Wie lange könnte die Ukraine ohne weitere US-Unterstützung durchhalten?

Sie könnte schon noch einige Zeit durchhalten, weil die Europäer und insbesondere Deutschland ihre Hilfen massiv erhöht haben. In den USA geht es jetzt um 61 Milliarden Dollar. Die bisherigen Pakete waren größer. Im Grunde geht es darum, was genau mit dem Geld angefangen wird.

Was brauchen die Ukrainer am meisten?

Sie brauchen vor allem Munition. Die können die Amerikaner liefern, aber nicht die Europäer. Ihnen fehlt zudem alles, um Luftüberlegenheit herzustellen. Die Taurus-Marschflugkörper, die Deutschland liefern könnte, aber nicht will, gehören nicht in diese Kategorie. Die wären vor allem interessant, um die Brücke von Kertsch zu zerstören, die das russische Festland mit der Krim verbindet. Ein weiteres Problem der ukrainischen Streitkräfte: Sie haben noch kein wirksames Mittel gegen die Drohnen aus iranischer Produktion gefunden, die die Russen massenhaft einsetzen.

Ist Wladimir Putins Russland in Sachen Waffenproduktion und -beschaffung inzwischen besser aufgestellt als die Ukraine und ihre Unterstützer?

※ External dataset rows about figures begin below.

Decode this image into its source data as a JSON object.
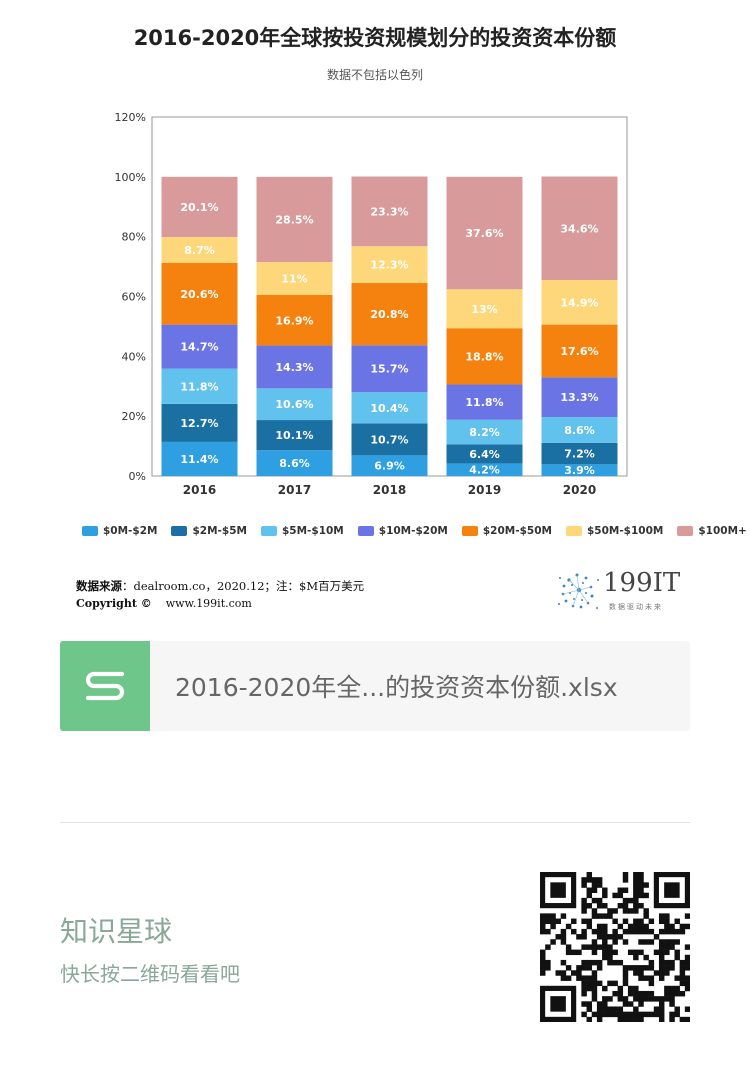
{
  "chart_data": {
    "type": "bar",
    "stacked": true,
    "title": "2016-2020年全球按投资规模划分的投资资本份额",
    "subtitle": "数据不包括以色列",
    "categories": [
      "2016",
      "2017",
      "2018",
      "2019",
      "2020"
    ],
    "y_ticks": [
      "0%",
      "20%",
      "40%",
      "60%",
      "80%",
      "100%",
      "120%"
    ],
    "ylim": [
      0,
      120
    ],
    "grid": false,
    "legend_position": "bottom",
    "series": [
      {
        "name": "$0M-$2M",
        "color": "#2e9fe0",
        "values": [
          11.4,
          8.6,
          6.9,
          4.2,
          3.9
        ],
        "labels": [
          "11.4%",
          "8.6%",
          "6.9%",
          "4.2%",
          "3.9%"
        ]
      },
      {
        "name": "$2M-$5M",
        "color": "#1a6fa3",
        "values": [
          12.7,
          10.1,
          10.7,
          6.4,
          7.2
        ],
        "labels": [
          "12.7%",
          "10.1%",
          "10.7%",
          "6.4%",
          "7.2%"
        ]
      },
      {
        "name": "$5M-$10M",
        "color": "#62c2ee",
        "values": [
          11.8,
          10.6,
          10.4,
          8.2,
          8.6
        ],
        "labels": [
          "11.8%",
          "10.6%",
          "10.4%",
          "8.2%",
          "8.6%"
        ]
      },
      {
        "name": "$10M-$20M",
        "color": "#6b74e4",
        "values": [
          14.7,
          14.3,
          15.7,
          11.8,
          13.3
        ],
        "labels": [
          "14.7%",
          "14.3%",
          "15.7%",
          "11.8%",
          "13.3%"
        ]
      },
      {
        "name": "$20M-$50M",
        "color": "#f5820f",
        "values": [
          20.6,
          16.9,
          20.8,
          18.8,
          17.6
        ],
        "labels": [
          "20.6%",
          "16.9%",
          "20.8%",
          "18.8%",
          "17.6%"
        ]
      },
      {
        "name": "$50M-$100M",
        "color": "#fdd77a",
        "values": [
          8.7,
          11,
          12.3,
          13,
          14.9
        ],
        "labels": [
          "8.7%",
          "11%",
          "12.3%",
          "13%",
          "14.9%"
        ]
      },
      {
        "name": "$100M+",
        "color": "#d89a9a",
        "values": [
          20.1,
          28.5,
          23.3,
          37.6,
          34.6
        ],
        "labels": [
          "20.1%",
          "28.5%",
          "23.3%",
          "37.6%",
          "34.6%"
        ]
      }
    ]
  },
  "footer": {
    "source_label": "数据来源",
    "source_text": "：dealroom.co，2020.12；注：$M百万美元",
    "copyright_label": "Copyright ©",
    "copyright_url": "www.199it.com"
  },
  "logo": {
    "text": "199IT",
    "tagline": "数据驱动未来"
  },
  "file_card": {
    "icon": "spreadsheet-s-icon",
    "file_name": "2016-2020年全...的投资资本份额.xlsx",
    "icon_color": "#6fc68a"
  },
  "promo": {
    "title": "知识星球",
    "subtitle": "快长按二维码看看吧",
    "qr_icon": "qr-code-icon"
  }
}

Bei der Produktion ist das definitiv der Fall. Russland hat auf Kriegswirtschaft umgestellt und fertigt im großen Stil Panzer und Munition. Es ist in der Lage, jede Menge Material an die Front zu werfen. Das lässt zwar qualitativ zu wünschen übrig. Aber die alte russische Strategie besteht darin, dass Quantität mit der Zeit eine Qualität an sich wird. Aus dem Iran bezieht Russland Drohnen. Und Nordkorea soll eine Million Schuss Munition geliefert haben. Die hat zwar offenbar eine hohe Ausfallrate. Aber auch hier sticht Quantität im Zweifel Qualität.